Esto demuestra que los datos públicos brindados por el Gobierno porteño en distintos medios durante agosto y setiembre de 2017 no era cierta, completa ni adecuada, ya que no existía, ni existe todavía, un proyecto de modificación para dar eventual obligatoriedad a las prácticas educativas.

La modificación se aplicó a un grupo de escuelas que servirán de ensayo para ampliarlo al universo de colegios de la Ciudad.

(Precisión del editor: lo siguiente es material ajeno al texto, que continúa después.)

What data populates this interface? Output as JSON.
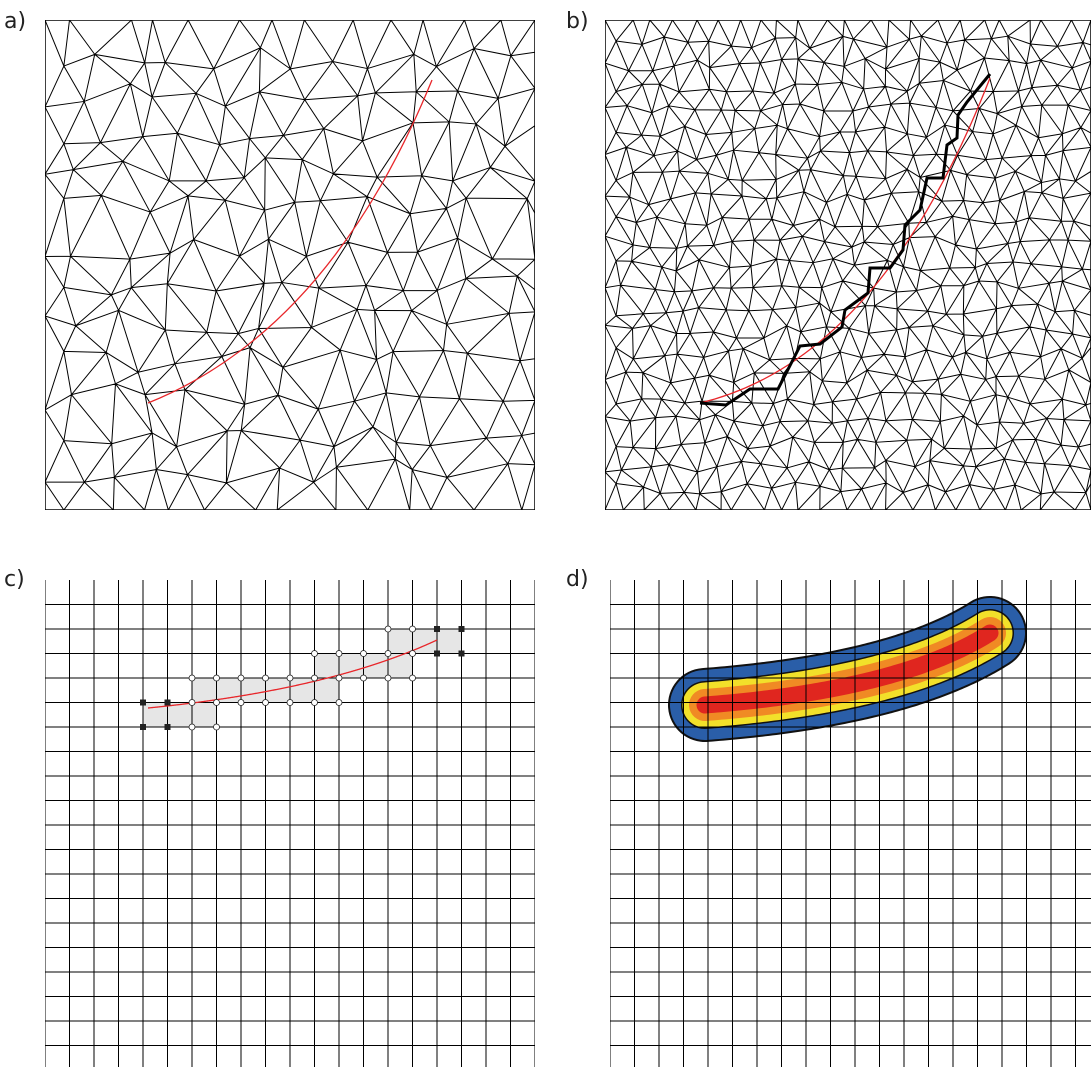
{
  "panels": [
    {
      "label": "a)"
    },
    {
      "label": "b)"
    },
    {
      "label": "c)"
    },
    {
      "label": "d)"
    }
  ]
}
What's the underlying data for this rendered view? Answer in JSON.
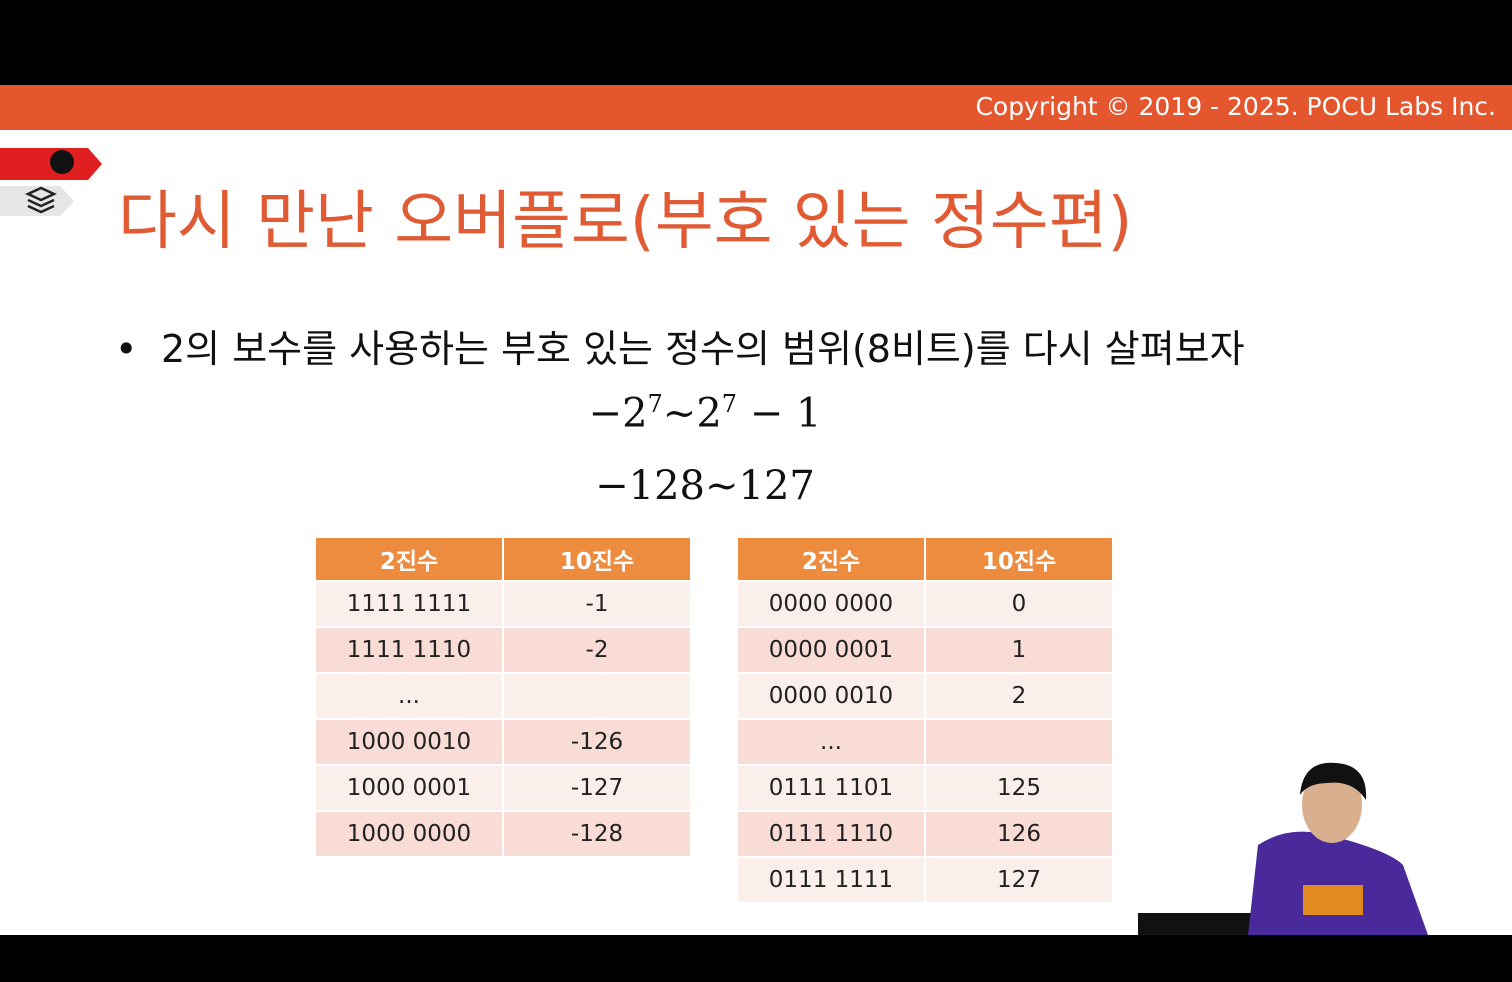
{
  "header": {
    "copyright": "Copyright © 2019 - 2025. POCU Labs Inc."
  },
  "slide": {
    "title": "다시 만난 오버플로(부호 있는 정수편)",
    "bullet": "2의 보수를 사용하는 부호 있는 정수의 범위(8비트)를 다시 살펴보자",
    "formulas": [
      [
        {
          "text": "−2"
        },
        {
          "text": "7",
          "sup": true
        },
        {
          "text": "~2"
        },
        {
          "text": "7",
          "sup": true
        },
        {
          "text": " − 1"
        }
      ],
      [
        {
          "text": "−128~127"
        }
      ]
    ],
    "tables": [
      {
        "header": [
          "2진수",
          "10진수"
        ],
        "rows": [
          [
            "1111 1111",
            "-1"
          ],
          [
            "1111 1110",
            "-2"
          ],
          [
            "...",
            null
          ],
          [
            "1000 0010",
            "-126"
          ],
          [
            "1000 0001",
            "-127"
          ],
          [
            "1000 0000",
            "-128"
          ]
        ]
      },
      {
        "header": [
          "2진수",
          "10진수"
        ],
        "rows": [
          [
            "0000 0000",
            "0"
          ],
          [
            "0000 0001",
            "1"
          ],
          [
            "0000 0010",
            "2"
          ],
          [
            "...",
            null
          ],
          [
            "0111 1101",
            "125"
          ],
          [
            "0111 1110",
            "126"
          ],
          [
            "0111 1111",
            "127"
          ]
        ]
      }
    ]
  }
}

Fue cuestionado por toda la comunidad educativa pero, pese a ello, Larreta insistió con su aplicación.

La Justicia le dio la razón a los estudiantes

Luego de la audiencia del viernes pasado para que los alumnos de la Escuela Cerámica 1, la Justicia rechazó el recurso de apelación del Poder Ejecutivo de la Ciudad, con lo que bloqueó la mudanza de la Escuela de Cerámica 1 como lo pretendía la ministra de Educación, Soledad Acuña.

El fallo para mantener la suspensión del traslado contó con las firmas de los jueces de cámara Hugo Zuleta y Esteban Centanaro, con la disidencia de la magistrada Gabriela Seijas. La decisión la tomaron luego de que los estudiantes expresaron directamente su postura frente a la Cámara de Apelaciones, lo que había sido peticionado por el asesor tutelar Gustavo Moreno.